First the sleeves, then the stockings, then the skirts, then the main portion of the garment covering the legs, successively disappeared, until the low-necked, sleeveless, legless one-piece suit became "the thing"; and women clad in garments scantier than the scantiest on the ballet stage, were parading Kalakaua avenue in the vicinity of the Moana hotel, to the scandal and disgust of some; the devouring gaze of others; and the interested inspection of whomsoever chose to inspect!

It was a startling sight to the uninitiated—probably unduplicated in any other civilized country.

The South Pacific or the heart of Africa would probably have to be visited to find virtuous women so scantily clad, making such exhibition of their persons in public-more particularly on the public streets.

This scantiness of dress became the subject of protest, of justification, of discussion in press, in public and in private throughout the community.

The practice was violently attacked as tending to lewdness and scandal; as vigorously defended as a question of personal taste and liberty, and as a matter concerning safety and comfort in swimming.
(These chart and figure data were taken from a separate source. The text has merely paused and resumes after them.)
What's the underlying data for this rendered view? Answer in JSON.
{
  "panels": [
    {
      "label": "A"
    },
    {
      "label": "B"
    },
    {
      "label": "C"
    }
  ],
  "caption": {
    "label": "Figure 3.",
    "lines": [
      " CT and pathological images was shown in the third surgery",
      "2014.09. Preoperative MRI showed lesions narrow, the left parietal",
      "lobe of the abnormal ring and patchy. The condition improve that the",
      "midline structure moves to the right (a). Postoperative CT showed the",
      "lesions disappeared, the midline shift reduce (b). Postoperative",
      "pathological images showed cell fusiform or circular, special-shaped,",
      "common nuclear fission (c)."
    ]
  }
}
Those "old-style suits" he refers to, "full-skirted, bloomer-breeched" were the godly ones brought to Hawaii by the censors, but which gradually disappeared with the influx of rich tourists from America, and the importation by Honolulu merchants of the flimsier and less concealing kind. This new generation of whites that has sought escape from the "cumbrous, swaddling garment" embraces the flapper, who at Waikiki is a beautiful and wholesome sight. Browned by years of exposure to the beach sun, charmingly modelled, and with the grace and freedom of limb of the surf-board rider and canoeist, she has no consciousness of guilt in her emergence dripping from the sea, in her lying in the breeze upon the sand, nor in her walks to and from her bungalow nearby. And she refuses to be censored.

The commentator, proprietor of the oldest newspaper in the islands, and himself a noted diplomat, lawyer and revolutionist—he took up a rifle against Liliuokalani—says so:—

The law has been observed by a few, ignored by a few, and caricatured by the many. It is not an uncommon thing to see a woman walking the streets in Waikiki in the scantiest of bathing suits, with drapery of the flimsiest suspended from her shoulders and floating behind upon the breeze.

The police have made a few feeble and spasmodic attempts to persuade observance of the law, with some ill-advised attempts to enforce individual ideas of propriety on the beach itself.